Many of us seek more from our photography than enjoyment alone. Perhaps you’re striving for recognition, craving adventure, looking to inform & inspire, or wanting to celebrate an aspect of nature that you feel a strong connection to. The list is endless and evolving. Joe and I have had countless conversations about our artistic goals for the exhibition, and with each conversation comes a new idea or a different way of thinking. I recently remembered this Tweet by psychologist, Adam Grant:
“A good conversation opens your eyes to new thoughts. A great conversation opens your mind to new ways of thinking. A mark of an open mind is being more committed to your curiosity than to your convictions. The goal of learning is not to shield old views against new facts. It’s to revise old views to incorporate new facts. Ideas are possibilities to explore, not certainties to defend.”

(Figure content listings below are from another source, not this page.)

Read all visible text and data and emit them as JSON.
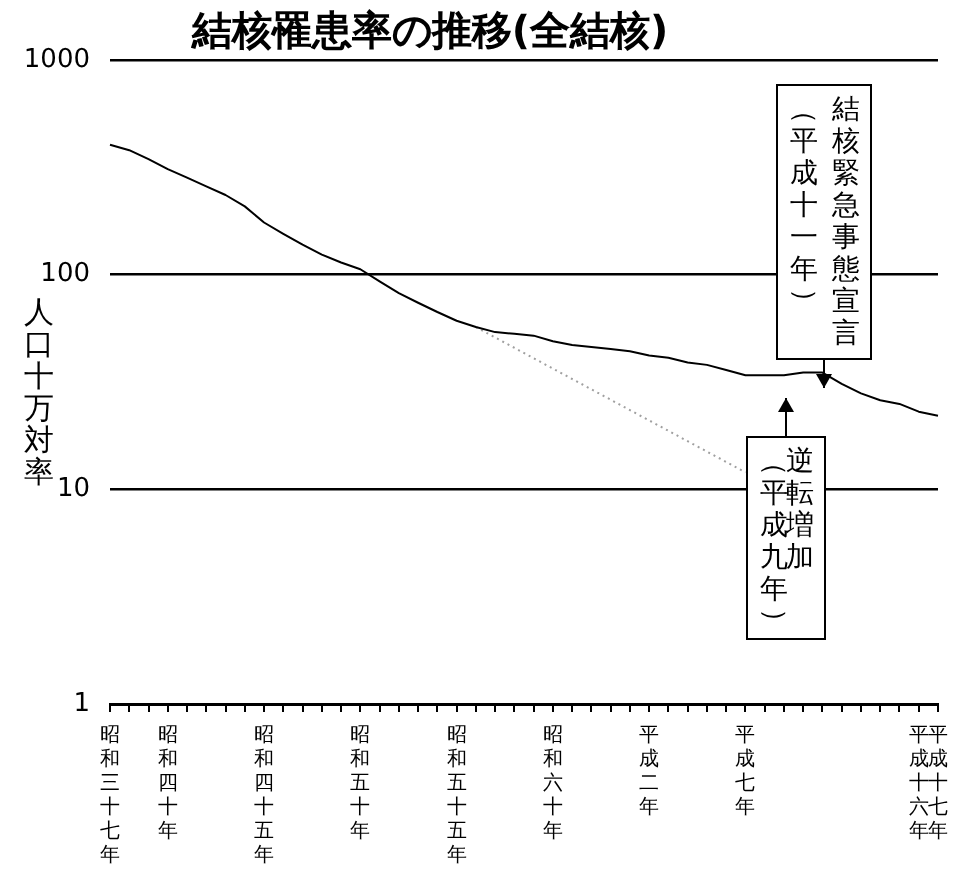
{
  "chart_data": {
    "type": "line",
    "title": "結核罹患率の推移(全結核)",
    "ylabel": "人口十万対率",
    "categories": [
      "昭和三十七年",
      null,
      null,
      "昭和四十年",
      null,
      null,
      null,
      null,
      "昭和四十五年",
      null,
      null,
      null,
      null,
      "昭和五十年",
      null,
      null,
      null,
      null,
      "昭和五十五年",
      null,
      null,
      null,
      null,
      "昭和六十年",
      null,
      null,
      null,
      null,
      "平成二年",
      null,
      null,
      null,
      null,
      "平成七年",
      null,
      null,
      null,
      null,
      null,
      null,
      null,
      null,
      "平成十六年",
      "平成十七年"
    ],
    "series": [
      {
        "color": "#000000",
        "line_style": "solid",
        "values": [
          403,
          380,
          345,
          310,
          283,
          258,
          235,
          208,
          175,
          155,
          138,
          124,
          114,
          106,
          93,
          82,
          74,
          67,
          61,
          57,
          54,
          53,
          52,
          49,
          47,
          46,
          45,
          44,
          42,
          41,
          39,
          38,
          36,
          34,
          34,
          34,
          35,
          35,
          31,
          28,
          26,
          25,
          23,
          22
        ]
      },
      {
        "color": "#a0a0a0",
        "line_style": "dotted",
        "values": [
          null,
          null,
          null,
          null,
          null,
          null,
          null,
          null,
          null,
          null,
          null,
          null,
          null,
          null,
          null,
          null,
          null,
          null,
          null,
          57,
          null,
          null,
          null,
          null,
          null,
          null,
          null,
          null,
          null,
          null,
          null,
          null,
          null,
          12,
          null,
          null,
          null,
          null,
          null,
          null,
          null,
          null,
          null,
          null
        ]
      }
    ],
    "ylim": [
      1,
      1000
    ],
    "yticks": [
      1,
      10,
      100,
      1000
    ],
    "log": "y",
    "grid": "y",
    "legend": false,
    "marker": "none",
    "annotations": [
      "結核緊急事態宣言",
      "（平成十一年）",
      "逆転増加",
      "（平成九年）"
    ]
  }
}
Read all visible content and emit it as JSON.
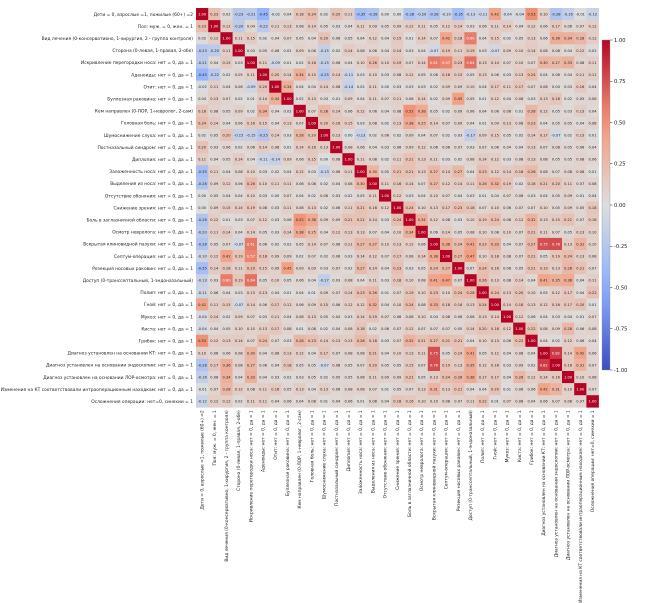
{
  "chart_data": {
    "type": "heatmap",
    "title": "",
    "labels": [
      "Дети = 0, взрослые =1, пожилые (60+) =2",
      "Пол: муж. = 0, жен. = 1",
      "Вид лечения (0-консервативно, 1-хирургия, 2 - группа контроля)",
      "Сторона (0-левая, 1-правая, 2-обе)",
      "Искривление перегородки носа: нет = 0, да = 1",
      "Аденоиды: нет = 0, да = 1",
      "Отит: нет = 0, да = 1",
      "Буллезная раковина: нет = 0, да = 1",
      "Кем направлен (0-ЛОР, 1-невролог, 2-сам)",
      "Головная боль: нет = 0, да = 1",
      "Шумоснижение слуха: нет = 0, да = 1",
      "Постназальный синдром: нет = 0, да = 1",
      "Диплопия: нет = 0, да = 1",
      "Заложенность носа: нет = 0, да = 1",
      "Выделения из носа: нет = 0, да = 1",
      "Отсутствие обоняния: нет = 0, да = 1",
      "Снижение зрения: нет = 0, да = 1",
      "Боль в заглазничной области: нет = 0, да = 1",
      "Осмотр невролога: нет = 0, да = 1",
      "Вскрытая клиновидной пазухи: нет = 0, да = 1",
      "Септум-операция: нет = 0, да = 1",
      "Резекция носовых раковин: нет = 0, да = 1",
      "Доступ (0-транссептальный, 1-эндоназальный)",
      "Полип: нет = 0, да = 1",
      "Гной: нет = 0, да = 1",
      "Мукоз: нет = 0, да = 1",
      "Киста: нет = 0, да = 1",
      "Грибок: нет = 0, да = 1",
      "Диагноз установлен на основании КТ: нет = 0, да = 1",
      "Диагноз установлен на основании эндоскопии: нет = 0, да = 1",
      "Диагноз установлен на основании ЛОР-осмотра: нет = 0, да = 1",
      "Изменения на КТ соответствовали интраоперационным находкам: нет = 0, да = 1",
      "Осложнения операции: нет=0, синехии = 1"
    ],
    "matrix": [
      [
        1.0,
        0.23,
        0.02,
        -0.23,
        -0.21,
        -0.45,
        -0.02,
        0.04,
        0.18,
        0.24,
        0.02,
        0.2,
        0.11,
        -0.35,
        -0.28,
        0.0,
        0.0,
        -0.28,
        -0.2,
        -0.28,
        -0.1,
        -0.35,
        -0.13,
        -0.11,
        0.42,
        -0.04,
        -0.04,
        0.53,
        0.1,
        -0.28,
        -0.16,
        -0.01,
        -0.12
      ],
      [
        0.23,
        1.0,
        0.12,
        -0.2,
        0.04,
        -0.22,
        0.11,
        0.13,
        0.08,
        0.14,
        0.05,
        0.03,
        0.04,
        0.11,
        0.09,
        0.05,
        0.09,
        0.12,
        0.11,
        0.05,
        0.12,
        0.14,
        0.03,
        0.06,
        0.11,
        0.14,
        0.04,
        0.12,
        0.06,
        0.17,
        0.06,
        0.07,
        0.12
      ],
      [
        0.02,
        0.12,
        1.0,
        0.11,
        0.15,
        0.02,
        0.04,
        0.07,
        0.05,
        0.04,
        0.2,
        0.06,
        0.05,
        0.04,
        0.12,
        0.04,
        0.15,
        0.01,
        0.14,
        0.07,
        0.42,
        0.18,
        0.6,
        0.04,
        0.15,
        0.02,
        0.05,
        0.13,
        0.06,
        0.36,
        0.34,
        0.28,
        0.12
      ],
      [
        -0.23,
        -0.2,
        0.11,
        1.0,
        0.03,
        0.05,
        0.06,
        0.02,
        0.09,
        0.06,
        -0.15,
        0.02,
        0.14,
        0.08,
        0.06,
        0.04,
        0.14,
        0.03,
        0.04,
        -0.07,
        0.19,
        0.11,
        0.19,
        0.03,
        -0.07,
        0.09,
        0.1,
        0.14,
        0.08,
        0.08,
        0.04,
        0.12,
        0.02
      ],
      [
        -0.21,
        0.04,
        0.15,
        0.03,
        1.0,
        0.11,
        -0.09,
        0.01,
        0.02,
        0.16,
        -0.15,
        0.06,
        0.04,
        0.1,
        0.26,
        0.1,
        0.19,
        0.07,
        0.14,
        0.61,
        0.57,
        0.23,
        0.64,
        0.13,
        0.14,
        0.07,
        0.1,
        0.07,
        0.3,
        0.27,
        0.33,
        0.08,
        0.11
      ],
      [
        -0.45,
        -0.22,
        0.02,
        0.05,
        0.11,
        1.0,
        0.2,
        0.14,
        0.34,
        0.15,
        -0.25,
        0.14,
        -0.11,
        0.03,
        0.1,
        0.03,
        0.08,
        0.12,
        0.05,
        0.06,
        0.18,
        0.15,
        0.05,
        0.13,
        0.06,
        0.03,
        0.13,
        0.24,
        0.04,
        0.06,
        0.04,
        0.11,
        0.11
      ],
      [
        -0.02,
        0.11,
        0.04,
        0.06,
        -0.09,
        0.2,
        1.0,
        0.34,
        0.04,
        0.04,
        0.14,
        0.08,
        -0.14,
        0.02,
        0.11,
        0.0,
        0.03,
        0.03,
        0.03,
        0.02,
        0.09,
        0.09,
        0.1,
        0.04,
        0.17,
        0.11,
        0.17,
        0.07,
        0.08,
        0.04,
        0.03,
        0.16,
        0.04
      ],
      [
        0.04,
        0.13,
        0.07,
        0.02,
        0.01,
        0.14,
        0.34,
        1.0,
        0.02,
        0.13,
        0.03,
        0.01,
        0.09,
        0.04,
        0.11,
        0.07,
        0.11,
        0.06,
        0.14,
        0.02,
        0.09,
        0.45,
        0.05,
        0.01,
        0.12,
        0.04,
        0.08,
        0.03,
        0.13,
        0.18,
        0.02,
        0.05,
        0.06
      ],
      [
        0.18,
        0.08,
        0.05,
        0.09,
        0.02,
        0.34,
        0.04,
        0.02,
        1.0,
        0.07,
        0.28,
        0.14,
        0.06,
        0.12,
        0.06,
        0.04,
        0.08,
        0.52,
        0.38,
        0.05,
        0.02,
        0.09,
        0.06,
        0.04,
        0.06,
        0.08,
        0.01,
        0.28,
        0.12,
        0.05,
        0.03,
        0.13,
        0.04
      ],
      [
        0.24,
        0.14,
        0.04,
        0.06,
        0.16,
        0.15,
        0.04,
        0.13,
        0.07,
        1.0,
        0.2,
        0.16,
        0.15,
        0.03,
        0.08,
        0.02,
        0.13,
        0.38,
        0.25,
        0.14,
        0.07,
        0.09,
        0.04,
        0.01,
        0.09,
        0.13,
        0.08,
        0.23,
        0.04,
        0.05,
        0.05,
        0.04,
        0.08
      ],
      [
        0.02,
        0.05,
        0.2,
        -0.15,
        -0.15,
        -0.25,
        0.14,
        0.03,
        0.28,
        0.2,
        1.0,
        0.13,
        0.0,
        -0.13,
        0.02,
        0.06,
        0.02,
        0.09,
        0.04,
        0.07,
        0.02,
        0.03,
        -0.17,
        0.09,
        0.15,
        0.05,
        0.02,
        0.14,
        0.17,
        -0.07,
        0.02,
        0.13,
        0.01
      ],
      [
        0.2,
        0.03,
        0.06,
        0.02,
        0.06,
        0.14,
        0.08,
        0.01,
        0.14,
        0.16,
        0.13,
        1.0,
        0.08,
        0.06,
        0.04,
        0.03,
        0.06,
        0.09,
        0.12,
        0.06,
        0.06,
        0.07,
        0.03,
        0.07,
        0.06,
        0.04,
        0.04,
        0.13,
        0.07,
        0.08,
        0.05,
        0.06,
        0.04
      ],
      [
        0.11,
        0.04,
        0.05,
        0.14,
        0.04,
        -0.11,
        -0.14,
        0.09,
        0.06,
        0.15,
        0.0,
        0.08,
        1.0,
        0.11,
        0.08,
        0.02,
        0.11,
        0.21,
        0.13,
        0.11,
        0.03,
        0.02,
        0.08,
        0.14,
        0.12,
        0.03,
        0.08,
        0.13,
        0.08,
        0.05,
        0.05,
        0.08,
        0.06
      ],
      [
        -0.35,
        0.11,
        0.04,
        0.08,
        0.1,
        0.03,
        0.02,
        0.04,
        0.12,
        0.03,
        -0.13,
        0.06,
        0.11,
        1.0,
        0.3,
        0.05,
        0.21,
        0.21,
        0.13,
        0.27,
        0.14,
        0.27,
        0.04,
        0.23,
        0.12,
        0.14,
        0.18,
        0.26,
        0.08,
        0.07,
        0.08,
        0.08,
        0.01
      ],
      [
        -0.28,
        0.09,
        0.12,
        0.06,
        0.26,
        0.1,
        0.11,
        0.11,
        0.06,
        0.08,
        0.02,
        0.04,
        0.08,
        0.3,
        1.0,
        0.11,
        0.16,
        0.14,
        0.07,
        0.27,
        0.12,
        0.14,
        0.11,
        0.26,
        0.32,
        0.19,
        0.02,
        0.18,
        0.21,
        0.2,
        0.11,
        0.07,
        0.08
      ],
      [
        0.0,
        0.05,
        0.04,
        0.04,
        0.1,
        0.03,
        0.0,
        0.07,
        0.04,
        0.02,
        0.06,
        0.03,
        0.02,
        0.05,
        0.11,
        1.0,
        0.12,
        0.03,
        0.04,
        0.1,
        0.07,
        0.04,
        0.03,
        0.01,
        0.04,
        0.07,
        0.06,
        0.03,
        0.04,
        0.05,
        0.09,
        0.01,
        0.04
      ],
      [
        0.0,
        0.09,
        0.15,
        0.14,
        0.19,
        0.08,
        0.03,
        0.11,
        0.08,
        0.13,
        0.02,
        0.06,
        0.11,
        0.21,
        0.16,
        0.12,
        1.0,
        0.24,
        0.1,
        0.13,
        0.17,
        0.23,
        0.18,
        0.07,
        0.1,
        0.06,
        0.07,
        0.07,
        0.1,
        0.05,
        0.09,
        0.05,
        0.18
      ],
      [
        -0.28,
        0.12,
        0.01,
        0.03,
        0.07,
        0.12,
        0.03,
        0.06,
        0.52,
        0.38,
        0.09,
        0.09,
        0.21,
        0.21,
        0.14,
        0.03,
        0.24,
        1.0,
        0.34,
        0.12,
        0.08,
        0.03,
        0.1,
        0.19,
        0.24,
        0.08,
        0.12,
        0.32,
        0.13,
        0.15,
        0.21,
        0.07,
        0.16
      ],
      [
        -0.2,
        0.11,
        0.14,
        0.04,
        0.14,
        0.05,
        0.03,
        0.14,
        0.38,
        0.25,
        0.04,
        0.12,
        0.13,
        0.13,
        0.07,
        0.04,
        0.1,
        0.34,
        1.0,
        0.06,
        0.14,
        0.05,
        0.08,
        0.1,
        0.08,
        0.1,
        0.07,
        0.21,
        0.11,
        0.07,
        0.05,
        0.13,
        0.1
      ],
      [
        -0.28,
        0.05,
        0.07,
        -0.07,
        0.61,
        0.06,
        0.02,
        0.02,
        0.05,
        0.14,
        0.07,
        0.06,
        0.11,
        0.27,
        0.27,
        0.1,
        0.13,
        0.12,
        0.06,
        1.0,
        0.38,
        0.24,
        0.41,
        0.23,
        0.33,
        0.04,
        0.07,
        0.27,
        0.75,
        0.76,
        0.13,
        0.31,
        0.1
      ],
      [
        -0.1,
        0.12,
        0.42,
        0.19,
        0.57,
        0.18,
        0.09,
        0.09,
        0.02,
        0.07,
        0.02,
        0.06,
        0.03,
        0.14,
        0.12,
        0.07,
        0.17,
        0.08,
        0.14,
        0.38,
        1.0,
        0.27,
        0.47,
        0.1,
        0.18,
        0.08,
        0.07,
        0.21,
        0.05,
        0.19,
        0.24,
        0.13,
        0.08
      ],
      [
        -0.35,
        0.14,
        0.18,
        0.11,
        0.23,
        0.15,
        0.09,
        0.45,
        0.09,
        0.09,
        0.03,
        0.07,
        0.02,
        0.27,
        0.14,
        0.04,
        0.23,
        0.03,
        0.05,
        0.24,
        0.27,
        1.0,
        0.07,
        0.24,
        0.16,
        0.06,
        0.05,
        0.21,
        0.19,
        0.13,
        0.28,
        0.21,
        0.07
      ],
      [
        -0.13,
        0.03,
        0.6,
        0.19,
        0.64,
        0.05,
        0.1,
        0.05,
        0.06,
        0.04,
        -0.17,
        0.03,
        0.08,
        0.04,
        0.11,
        0.03,
        0.18,
        0.1,
        0.08,
        0.41,
        0.47,
        0.07,
        1.0,
        0.26,
        0.13,
        0.08,
        0.14,
        0.04,
        0.41,
        0.35,
        0.38,
        0.04,
        0.11
      ],
      [
        -0.11,
        0.06,
        0.04,
        0.03,
        0.13,
        0.13,
        0.04,
        0.01,
        0.04,
        0.01,
        0.09,
        0.07,
        0.14,
        0.23,
        0.26,
        0.01,
        0.07,
        0.19,
        0.1,
        0.23,
        0.1,
        0.24,
        0.26,
        1.0,
        0.24,
        0.13,
        0.2,
        0.1,
        0.05,
        0.12,
        0.17,
        0.04,
        0.22
      ],
      [
        0.42,
        0.11,
        0.15,
        -0.07,
        0.14,
        0.06,
        0.17,
        0.12,
        0.06,
        0.09,
        0.15,
        0.06,
        0.12,
        0.12,
        0.32,
        0.04,
        0.1,
        0.24,
        0.08,
        0.33,
        0.18,
        0.16,
        0.13,
        0.24,
        1.0,
        0.14,
        0.18,
        0.13,
        0.12,
        0.16,
        0.17,
        0.2,
        0.01
      ],
      [
        -0.04,
        0.14,
        0.02,
        0.09,
        0.07,
        0.03,
        0.11,
        0.04,
        0.08,
        0.13,
        0.05,
        0.04,
        0.03,
        0.14,
        0.19,
        0.07,
        0.06,
        0.08,
        0.1,
        0.04,
        0.08,
        0.06,
        0.08,
        0.13,
        0.14,
        1.0,
        0.12,
        0.06,
        0.04,
        0.03,
        0.04,
        0.01,
        0.07
      ],
      [
        -0.04,
        0.04,
        0.05,
        0.1,
        0.1,
        0.13,
        0.17,
        0.08,
        0.01,
        0.08,
        0.02,
        0.04,
        0.08,
        0.18,
        0.02,
        0.06,
        0.07,
        0.12,
        0.07,
        0.07,
        0.07,
        0.05,
        0.14,
        0.2,
        0.18,
        0.12,
        1.0,
        0.22,
        0.08,
        0.09,
        0.28,
        0.06,
        0.08
      ],
      [
        0.53,
        0.12,
        0.13,
        0.14,
        0.07,
        0.24,
        0.07,
        0.03,
        0.28,
        0.23,
        0.14,
        0.13,
        0.13,
        0.26,
        0.18,
        0.03,
        0.07,
        0.32,
        0.21,
        0.27,
        0.21,
        0.21,
        0.04,
        0.1,
        0.13,
        0.06,
        0.22,
        1.0,
        0.04,
        0.02,
        0.12,
        0.06,
        0.04
      ],
      [
        0.1,
        0.06,
        0.06,
        0.08,
        0.3,
        0.04,
        0.08,
        0.13,
        0.12,
        0.04,
        0.17,
        0.07,
        0.08,
        0.08,
        0.21,
        0.04,
        0.1,
        0.13,
        0.11,
        0.75,
        0.05,
        0.19,
        0.41,
        0.05,
        0.12,
        0.04,
        0.08,
        0.04,
        1.0,
        0.82,
        0.14,
        0.42,
        0.06
      ],
      [
        -0.28,
        0.17,
        0.36,
        0.08,
        0.27,
        0.06,
        0.04,
        0.18,
        0.05,
        0.05,
        -0.07,
        0.08,
        0.05,
        0.07,
        0.2,
        0.05,
        0.05,
        0.15,
        0.07,
        0.76,
        0.19,
        0.13,
        0.35,
        0.12,
        0.16,
        0.03,
        0.09,
        0.02,
        0.82,
        1.0,
        0.16,
        0.31,
        0.07
      ],
      [
        -0.16,
        0.06,
        0.34,
        0.04,
        0.33,
        0.04,
        0.03,
        0.02,
        0.03,
        0.05,
        0.02,
        0.05,
        0.05,
        0.08,
        0.11,
        0.09,
        0.09,
        0.21,
        0.05,
        0.13,
        0.24,
        0.28,
        0.38,
        0.17,
        0.17,
        0.04,
        0.28,
        0.12,
        0.14,
        0.16,
        1.0,
        0.1,
        0.08
      ],
      [
        -0.01,
        0.07,
        0.28,
        0.12,
        0.08,
        0.11,
        0.16,
        0.05,
        0.13,
        0.04,
        0.13,
        0.06,
        0.08,
        0.08,
        0.07,
        0.01,
        0.05,
        0.07,
        0.13,
        0.31,
        0.13,
        0.21,
        0.04,
        0.04,
        0.2,
        0.01,
        0.06,
        0.06,
        0.42,
        0.31,
        0.1,
        1.0,
        0.07
      ],
      [
        -0.12,
        0.12,
        0.12,
        0.02,
        0.11,
        0.11,
        0.04,
        0.06,
        0.04,
        0.08,
        0.01,
        0.04,
        0.06,
        0.01,
        0.08,
        0.04,
        0.18,
        0.16,
        0.1,
        0.1,
        0.08,
        0.07,
        0.11,
        0.22,
        0.01,
        0.07,
        0.08,
        0.04,
        0.06,
        0.07,
        0.08,
        0.07,
        1.0
      ]
    ],
    "value_range": [
      -1,
      1
    ],
    "colormap": "coolwarm",
    "colorbar": {
      "ticks": [
        "1.00",
        "0.75",
        "0.50",
        "0.25",
        "0.00",
        "-0.25",
        "-0.50",
        "-0.75",
        "-1.00"
      ],
      "placement": "right"
    },
    "grid": false
  }
}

This feels like a good point to revert to what I said in the introduction about the value in solitude and attempting to shield myself from influences that could muddy the waters of my own thinking. Perhaps this was a defence mechanism – an attitude of, ‘I must carve my own path’. I still feel safer in my little woodland bubble, but our conversations were invigorating as each idea led us deeper into mining our thoughts to understand our work and take those insights forward to inform future work.
The power of conversation and striving to clearly articulate our intent was particularly evident during our live exhibition tours. My expectation was to regurgitate the same spiel for all 6 presentations, but due to the collaborative effort, something new would surface each time, which inspired new responses from each other. The power of a single word could alter the course of the presentation and ignite a passionate discussion.
The value in a healthy creative collaboration cannot be understated and was the most significant takeaway from the experience. Admittedly, due to my stress levels when creating my book, Gathering Time, I entered the exhibition project with an expectation of further stress fuelled by my perfectionism and perhaps a conflict of interests. However, approached with respect and open mindedness, the constructive conversation served to quash any feelings of angst.
It feels like a huge leap forward from my days of being wrapped up in my inner world. Don’t get me wrong, an exploration of oneself is very enlightening, but there comes a time when further growth happens as a result of curiosity and allowing long-standing beliefs to be challenged.
Collaborations don’t have to be on the scale of an exhibition, of course. Any project that opens a dialogue of ideas and challenging conversation may lead to a revelation. For me, it has enriched the experience of photography by adding layers of meaning with the adoption of new ideas and has brought a new perspective to old ideas. We all evolve with time and experience, but a collaboration might springboard that process.